Hal demikian disebabkan oleh pernyataan-pernyataan tidak penting dan terlontar dari mulut sekumpulan aktor anti-agama. Baik yang secara sadar mengklaim diri sebagai aktor ataupun secara pemikiran telah ditunggangi. Di antaranya adalah isu penghapusan kolom agama di KTP dan sebagainya. Ini merupakan cara mereka dalam melancarkan silent religion . Menjadikan agama hening dan bisu bagi pemeluknya masing-masing.

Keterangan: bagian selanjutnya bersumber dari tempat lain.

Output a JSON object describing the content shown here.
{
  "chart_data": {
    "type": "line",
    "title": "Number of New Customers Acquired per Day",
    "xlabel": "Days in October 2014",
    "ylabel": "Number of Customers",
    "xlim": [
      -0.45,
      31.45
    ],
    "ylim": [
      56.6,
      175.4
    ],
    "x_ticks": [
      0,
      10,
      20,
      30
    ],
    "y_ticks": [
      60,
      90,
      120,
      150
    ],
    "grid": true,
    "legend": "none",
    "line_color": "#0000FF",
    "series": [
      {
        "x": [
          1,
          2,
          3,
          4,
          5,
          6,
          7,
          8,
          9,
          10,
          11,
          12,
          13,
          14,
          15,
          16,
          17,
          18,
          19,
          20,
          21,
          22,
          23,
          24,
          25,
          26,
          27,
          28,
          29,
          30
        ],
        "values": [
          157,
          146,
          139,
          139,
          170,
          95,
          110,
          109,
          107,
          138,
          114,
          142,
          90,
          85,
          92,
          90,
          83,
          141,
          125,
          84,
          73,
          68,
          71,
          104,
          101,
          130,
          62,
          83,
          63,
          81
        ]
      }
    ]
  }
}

Panggung Indonesia memang tidak didesain sebagai negara agama. Tidak ada yang bisa membantah itu semua. Namun, manusia yang hidup di atasnya, hampir sebagian besar memiliki agama. Meski hanya tercantum di kolom KTP saja.

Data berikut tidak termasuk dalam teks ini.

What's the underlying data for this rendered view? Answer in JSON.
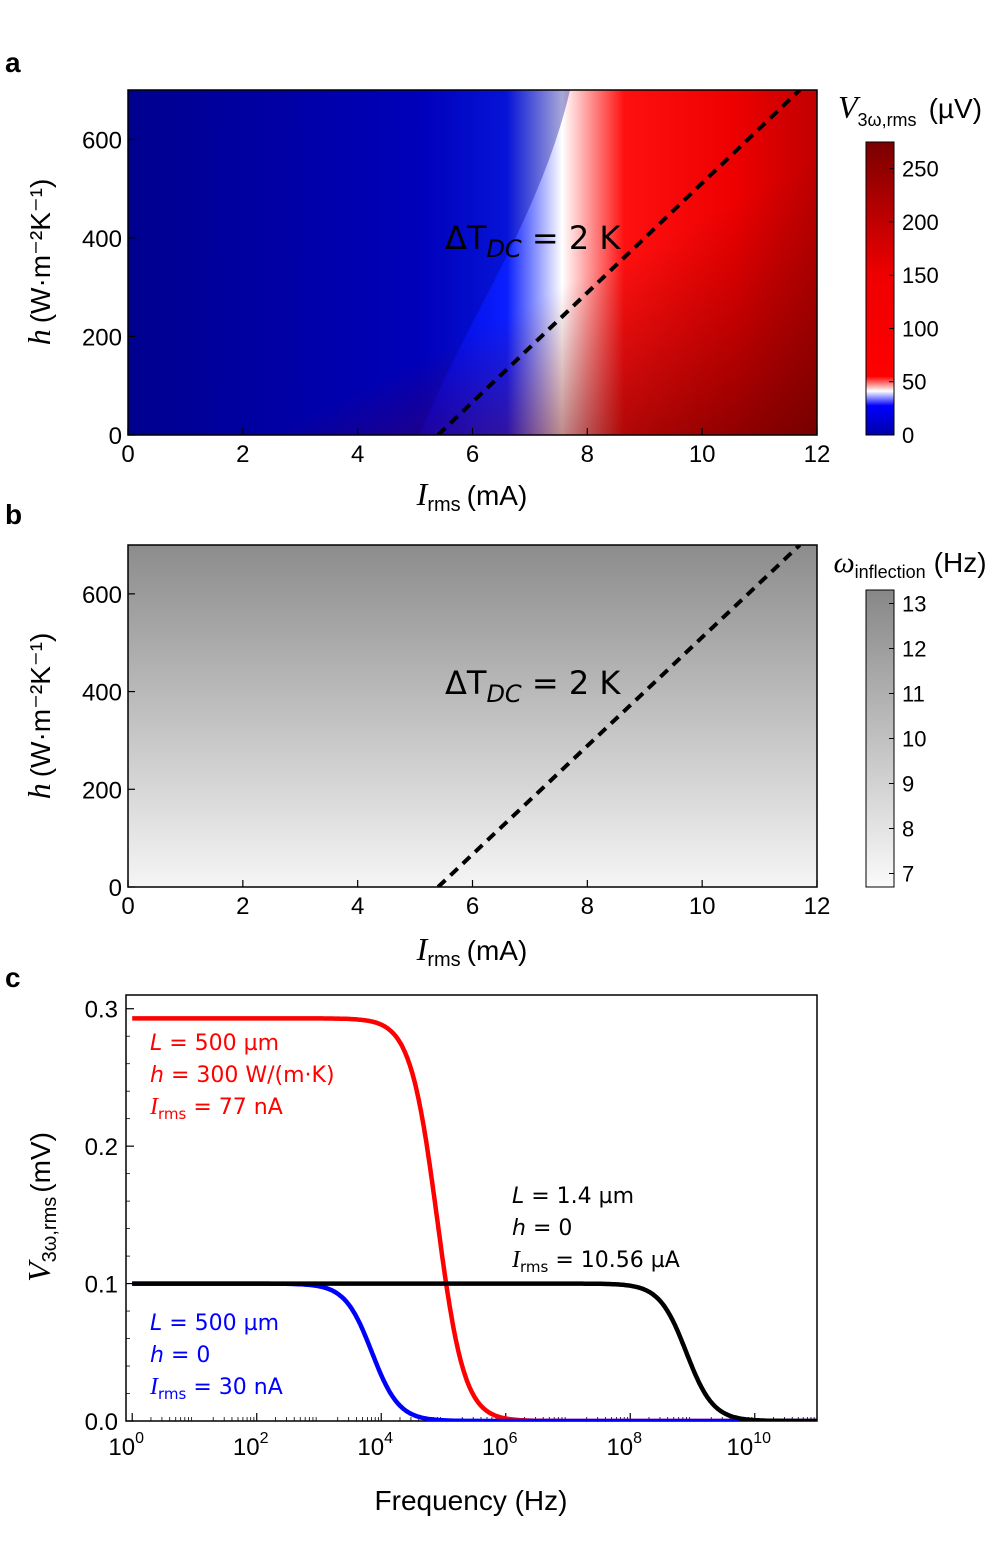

Tidak ada yang bisa membantah, bahwa dinamika kehidupan memang penuh dengan gelombang dan ramainya arus yang tidak jelas datangnya dari mana. Antah-berantah. Akan tetapi, arus yang membeludak itu tidak menjadikan bangsa ini sebagai objek eksperimen bangsa lain. Identitas bangsa yang dirumuskan founding fathers terdahulu harus dijaga dan diejawantahkan dengan kreatifitas yang baik.

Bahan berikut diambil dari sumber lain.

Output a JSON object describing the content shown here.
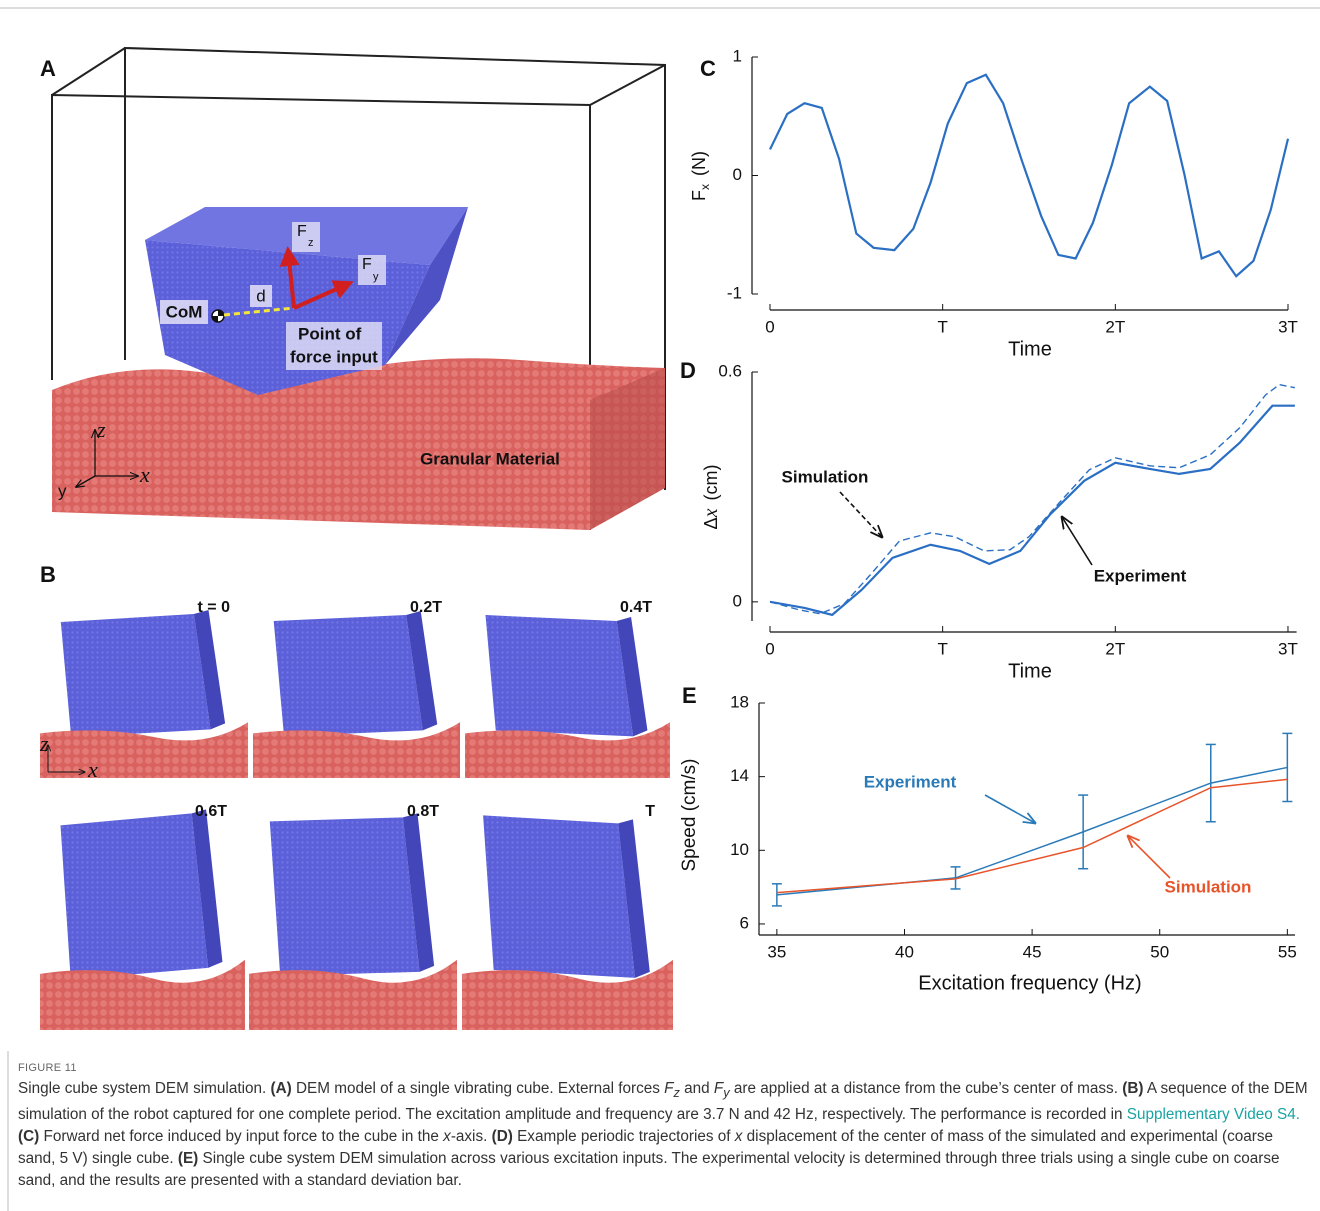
{
  "panels": {
    "A": {
      "label": "A",
      "com": "CoM",
      "d": "d",
      "fz": [
        "F",
        "z"
      ],
      "fy": [
        "F",
        "y"
      ],
      "point": [
        "Point of",
        "force input"
      ],
      "material": "Granular Material",
      "axes": [
        "z",
        "x",
        "y"
      ]
    },
    "B": {
      "label": "B",
      "frames": [
        "t = 0",
        "0.2T",
        "0.4T",
        "0.6T",
        "0.8T",
        "T"
      ],
      "axes": [
        "z",
        "x"
      ]
    }
  },
  "chart_data": [
    {
      "type": "line",
      "label": "C",
      "xlabel": "Time",
      "ylabel": [
        "F",
        "x",
        "(N)"
      ],
      "xlim": [
        0,
        3
      ],
      "ylim": [
        -1,
        1
      ],
      "xticks": [
        0,
        {
          "value": 1,
          "label": "T"
        },
        {
          "value": 2,
          "label": "2T"
        },
        {
          "value": 3,
          "label": "3T"
        }
      ],
      "yticks": [
        -1,
        0,
        1
      ],
      "series": [
        {
          "color": "#2a6fc4",
          "x": [
            0,
            0.1,
            0.2,
            0.3,
            0.4,
            0.5,
            0.6,
            0.72,
            0.83,
            0.93,
            1.03,
            1.14,
            1.25,
            1.35,
            1.46,
            1.57,
            1.67,
            1.77,
            1.87,
            1.98,
            2.08,
            2.2,
            2.3,
            2.4,
            2.5,
            2.6,
            2.7,
            2.8,
            2.9,
            3.0
          ],
          "values": [
            0.22,
            0.52,
            0.61,
            0.57,
            0.14,
            -0.49,
            -0.61,
            -0.63,
            -0.45,
            -0.06,
            0.44,
            0.78,
            0.85,
            0.61,
            0.12,
            -0.34,
            -0.67,
            -0.7,
            -0.4,
            0.09,
            0.61,
            0.75,
            0.63,
            0.01,
            -0.7,
            -0.64,
            -0.85,
            -0.72,
            -0.29,
            0.31
          ]
        }
      ]
    },
    {
      "type": "line",
      "label": "D",
      "xlabel": "Time",
      "ylabel": [
        "Δ",
        "x",
        "(cm)"
      ],
      "xlim": [
        0,
        3.05
      ],
      "ylim": [
        -0.05,
        0.6
      ],
      "xticks": [
        0,
        {
          "value": 1,
          "label": "T"
        },
        {
          "value": 2,
          "label": "2T"
        },
        {
          "value": 3,
          "label": "3T"
        }
      ],
      "yticks": [
        0,
        0.6
      ],
      "series": [
        {
          "name": "Experiment",
          "color": "#2a6fc4",
          "dashed": false,
          "x": [
            0,
            0.2,
            0.36,
            0.53,
            0.71,
            0.93,
            1.1,
            1.27,
            1.45,
            1.62,
            1.82,
            2.0,
            2.2,
            2.37,
            2.55,
            2.72,
            2.91,
            3.04
          ],
          "values": [
            0,
            -0.016,
            -0.034,
            0.031,
            0.115,
            0.149,
            0.133,
            0.099,
            0.133,
            0.227,
            0.316,
            0.363,
            0.347,
            0.334,
            0.347,
            0.415,
            0.512,
            0.512
          ]
        },
        {
          "name": "Simulation",
          "color": "#2a6fc4",
          "dashed": true,
          "x": [
            0,
            0.17,
            0.29,
            0.43,
            0.58,
            0.75,
            0.93,
            1.07,
            1.24,
            1.39,
            1.5,
            1.68,
            1.85,
            2.0,
            2.2,
            2.37,
            2.55,
            2.72,
            2.87,
            2.95,
            3.04
          ],
          "values": [
            0,
            -0.021,
            -0.031,
            -0.005,
            0.07,
            0.159,
            0.18,
            0.17,
            0.133,
            0.136,
            0.17,
            0.261,
            0.345,
            0.376,
            0.355,
            0.35,
            0.384,
            0.454,
            0.54,
            0.567,
            0.559
          ]
        }
      ]
    },
    {
      "type": "line",
      "label": "E",
      "xlabel": "Excitation frequency (Hz)",
      "ylabel": "Speed (cm/s)",
      "xlim": [
        34.3,
        55.3
      ],
      "ylim": [
        5.4,
        18
      ],
      "xticks": [
        35,
        40,
        45,
        50,
        55
      ],
      "yticks": [
        6,
        10,
        14,
        18
      ],
      "series": [
        {
          "name": "Experiment",
          "color": "#2a7ab8",
          "x": [
            35,
            42,
            47,
            52,
            55
          ],
          "values": [
            7.58,
            8.5,
            11.0,
            13.65,
            14.5
          ],
          "errors": [
            0.6,
            0.6,
            2.0,
            2.1,
            1.85
          ]
        },
        {
          "name": "Simulation",
          "color": "#e8542a",
          "x": [
            35,
            42,
            47,
            52,
            55
          ],
          "values": [
            7.7,
            8.45,
            10.15,
            13.4,
            13.85
          ]
        }
      ]
    }
  ],
  "caption": {
    "figure": "FIGURE 11",
    "parts": [
      "Single cube system DEM simulation. ",
      "(A)",
      " DEM model of a single vibrating cube. External forces ",
      "F",
      "z",
      " and ",
      "F",
      "y",
      " are applied at a distance from the cube’s center of mass. ",
      "(B)",
      " A sequence of the DEM simulation of the robot captured for one complete period. The excitation amplitude and frequency are 3.7 N and 42 Hz, respectively. The performance is recorded in ",
      "Supplementary Video S4.",
      " (C)",
      " Forward net force induced by input force to the cube in the ",
      "x",
      "-axis. ",
      "(D)",
      " Example periodic trajectories of ",
      "x",
      " displacement of the center of mass of the simulated and experimental (coarse sand, 5 V) single cube. ",
      "(E)",
      " Single cube system DEM simulation across various excitation inputs. The experimental velocity is determined through three trials using a single cube on coarse sand, and the results are presented with a standard deviation bar."
    ]
  }
}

Panggung Indonesia ini mendapatkan serangan dari semua penjuru arah mata angin. Baik insider atau outsider. Mereka yang sedari lahirnya di Indonesia, dan mereka yang tidak tahu menahu tentang Indonesia. Dengan alasan ingin menjadi negara modern, mereka merasa bahwa negara harus berjalan tanpa harus beriringan dengan nilai-nilai agama. Sungguh globalisasi yang terus menghantam semua negara.
Sehingga arahnya sudah tidak jelas. Dampaknya meluluhlantakkan keberagaman yang sebenarnya harus dijaga satu sama lain. Makna pluralisme yang kadung salah dipahami banyak orang Indonesia. Terutama mereka yang mengaku sebagai kalangan cendekiawan dan pegiat nilai-nilai agama.
Pluralismealamereka terkesan bercita rasa penghilangan kemarwahan nilai dari pluralisme itu sendiri. Pluralisme yang menyamaratakan semua hal tanpa ampun. Dan mereka sering keliru dan lupa bahwa setiap entitas memiliki ciri khas yang tak bisa dihilangkan.
Dewasa ini peperangan tidak lagi dengan unjuk senjata di hadapan musuh. Lalu melesakkan amunisi demi amunisi. Namun, yang dihadapi bangsa ini adalah peperangan melalui kadar pemikiran yang menyebar di benak masyarakat Indonesia. Berbagai media yang saat ini dipegang oleh kapitalis, baik lokal maupun yang dipegang oleh asing, sangat berperan besar dalam ‘nyasarnya’ pemikiran yang seharusnya tidak untuk dipikirkan. Salah satunya isu penghapusan kolom agama dan sebagainya.
Bila semua ini benar terjadi, Indonesia sedang terjangkit fenomena Silent Religion. Artinya, di panggung Indonesia terjadi pembusukan nilai dan kemarwahan yang dimiliki oleh agama. Agama manapun itu. Pembusukan dan upaya degradasi yang berujung pada suatu saat nanti, agama tak lagi dianggap. Agama dianggap penghalang moderenisasi.
Oleh karena itu, bangsa Indonesia harus memiliki benteng yang kuat. Salah satunya Kementerian Agama yang dimiliki. Anggapan skeptis banyak orang tentang peran lembaga-lembaga negara yang berusaha menjaga kemarwahan agama, tidak bisa disangkal. Apalagi pihak-pihak yang selalu mengaitkan negara lain bisa maju dan berhasil tanpa nilai agama yang dipegang. Skeptis yang keliru.
Sejatinya bukan panggungnya yang salah, bukan skripnya juga yang keliru, namun pemahaman aktornya dalam memerankan karakter tertentu, sehingga menentukan kualitas yang akan dipertontonkan di hadapan banyak orang, terutama di hadapan sang pemilik panggung secara kesuluruhan. Tak hanya panggung Indonesia. Begitupun agama. Bukan agamanya yang salah, melainkan mereka yang merasa beragama yang belum sepenuhnya menjalankan perintah agama.
Pada akhirnya, agama bukanlah aib yang harus disembunyikan dan dihilangkan dari mata dunia. Tapi ia layaknya sesuatu yang harus terjaga kesuciannya, meskipun kita belum sepenuhnya beragama dengan baik.
Dan kita pasti bisa menjadi negara yang lebih modern dan maju, ketika umat beragamanya bisa memahami kenapa agama itu mengatur ini dan melarang itu, kecuali manusia hidup yang hatinya mendadak lupa untuk berfungsi.